И эти слова жены «хоть бы к проститутке сходил» засели у меня в голове. Как будто бы я получил неофициальный развод.
Три года затем я безрадостно шастал по бабам, пока в московской командировке не встретил Татьяну.
Взял билеты в театр Пушкина на «Бесов» и наши места оказались рядом.
…Бензин плескался и хлюпал в баке «Восхода». Надсада разрывала грудь.
– Поберегись! – прохрипел я и бросил мотоцикл.
Рукоять вонзилась в землю, мотоцикл взбрыкнул, как подстреленный, переднее колесо вывернулось, закрутилось в воздухе.
Опять повалился я в траву, опять надо мной закачались от ветра седые колоски осоки, мохнатые пуговки сростохвостика.
Личико сынишки, испуганное, любопытное, подсолнуховой головкой склонилось надо мной.
– Молодец, Саша, – подбодрил и успокоил я его. – Одолел горку. Мужчина. Хвалю.
Татьяна лежала по другую сторону дороги. Мы перекликались.
Затем я перевернулся на бок и стал высматривать, вынюхивать мотор. Неожиданно свеча в цилиндре подалась, и я отвернул её.
Я подлил бензина в цилиндр, завернул свечу и, поставив машину на колёса, ударил ногой по стартеру.
«Зверь» взревел, окутался дымом. Сашенька с плачем бросился к матери.
Надрывно закричал я, чтобы садилась. Оторвал от Татьяны ребёнка, водрузил на бак перед собой.
Мальчик от испуга извернулся, уткнулся лицом мне в живот. Он вопил, а я гоготал, подпевая мотору.
Шевельнул крючок у подножки – воткнул первую скорость, стал разжимать пальцы на рычаге, и дымящий, грохочущий, очнувшийся от долгой спячки мотоцикл вдруг шало рванулся, и на спущенных колёсах, елозя по сторонам, звеня ободьями по камням, пошёл, пошёл по просёлку.

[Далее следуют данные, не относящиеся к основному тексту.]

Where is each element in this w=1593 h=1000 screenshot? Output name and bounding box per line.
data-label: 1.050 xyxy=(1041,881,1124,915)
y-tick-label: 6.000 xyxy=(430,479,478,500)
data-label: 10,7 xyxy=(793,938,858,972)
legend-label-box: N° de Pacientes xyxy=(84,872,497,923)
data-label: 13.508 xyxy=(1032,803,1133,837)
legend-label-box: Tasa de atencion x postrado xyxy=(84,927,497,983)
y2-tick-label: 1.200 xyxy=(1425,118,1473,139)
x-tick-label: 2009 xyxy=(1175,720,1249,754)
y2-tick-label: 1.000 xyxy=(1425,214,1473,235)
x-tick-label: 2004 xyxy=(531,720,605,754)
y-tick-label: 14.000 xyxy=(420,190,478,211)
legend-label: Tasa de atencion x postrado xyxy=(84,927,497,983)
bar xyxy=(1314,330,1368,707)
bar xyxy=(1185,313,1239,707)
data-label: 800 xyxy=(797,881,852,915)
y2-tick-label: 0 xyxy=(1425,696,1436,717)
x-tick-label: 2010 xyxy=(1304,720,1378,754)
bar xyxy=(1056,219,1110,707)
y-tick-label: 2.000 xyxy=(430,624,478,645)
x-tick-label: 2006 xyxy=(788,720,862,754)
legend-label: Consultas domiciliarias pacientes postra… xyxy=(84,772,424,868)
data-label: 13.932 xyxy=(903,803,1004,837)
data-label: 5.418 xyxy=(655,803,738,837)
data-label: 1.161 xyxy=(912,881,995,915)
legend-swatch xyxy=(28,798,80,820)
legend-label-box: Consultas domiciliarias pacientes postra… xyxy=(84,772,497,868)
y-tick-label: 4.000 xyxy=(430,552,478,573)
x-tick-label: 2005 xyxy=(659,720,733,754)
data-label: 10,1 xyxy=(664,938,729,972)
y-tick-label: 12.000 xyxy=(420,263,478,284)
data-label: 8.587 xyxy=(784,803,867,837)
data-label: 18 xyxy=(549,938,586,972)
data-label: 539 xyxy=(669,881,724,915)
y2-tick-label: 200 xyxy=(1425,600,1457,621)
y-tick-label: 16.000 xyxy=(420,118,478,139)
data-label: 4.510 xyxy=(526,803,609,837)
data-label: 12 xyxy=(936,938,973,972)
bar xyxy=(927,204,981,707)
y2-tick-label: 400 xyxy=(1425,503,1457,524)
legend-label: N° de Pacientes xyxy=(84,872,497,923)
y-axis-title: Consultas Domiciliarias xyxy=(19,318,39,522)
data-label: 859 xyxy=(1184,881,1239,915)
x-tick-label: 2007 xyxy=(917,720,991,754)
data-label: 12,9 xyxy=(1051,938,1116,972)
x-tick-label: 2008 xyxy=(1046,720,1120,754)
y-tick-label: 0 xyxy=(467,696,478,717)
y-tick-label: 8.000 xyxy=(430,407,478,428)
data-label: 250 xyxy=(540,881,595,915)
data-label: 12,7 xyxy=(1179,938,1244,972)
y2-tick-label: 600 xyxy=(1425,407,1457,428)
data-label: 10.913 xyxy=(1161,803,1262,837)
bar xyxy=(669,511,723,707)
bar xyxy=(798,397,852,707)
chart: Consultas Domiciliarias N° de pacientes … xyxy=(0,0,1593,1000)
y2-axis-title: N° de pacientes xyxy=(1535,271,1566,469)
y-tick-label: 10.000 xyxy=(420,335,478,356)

Пыль вперемежку с дымом сиреневой скирдой наращивалась за нами. На острие этого воздушного строения среди задичавшего луга, в непроходимых травяных зарослях мелькали головы трех насмерть сцепившихся человеков: чёрная, бородатая, белеющая оскалом оперного тенора на фортиссимо, – моя, с трепещущей полуметровой дымчатой гривой – Татьянина, и выжженная солнцем головка мальчика.
Это трёхглавое орущее, визжащее существо проехало по луговой дороге до крыльца родного дома.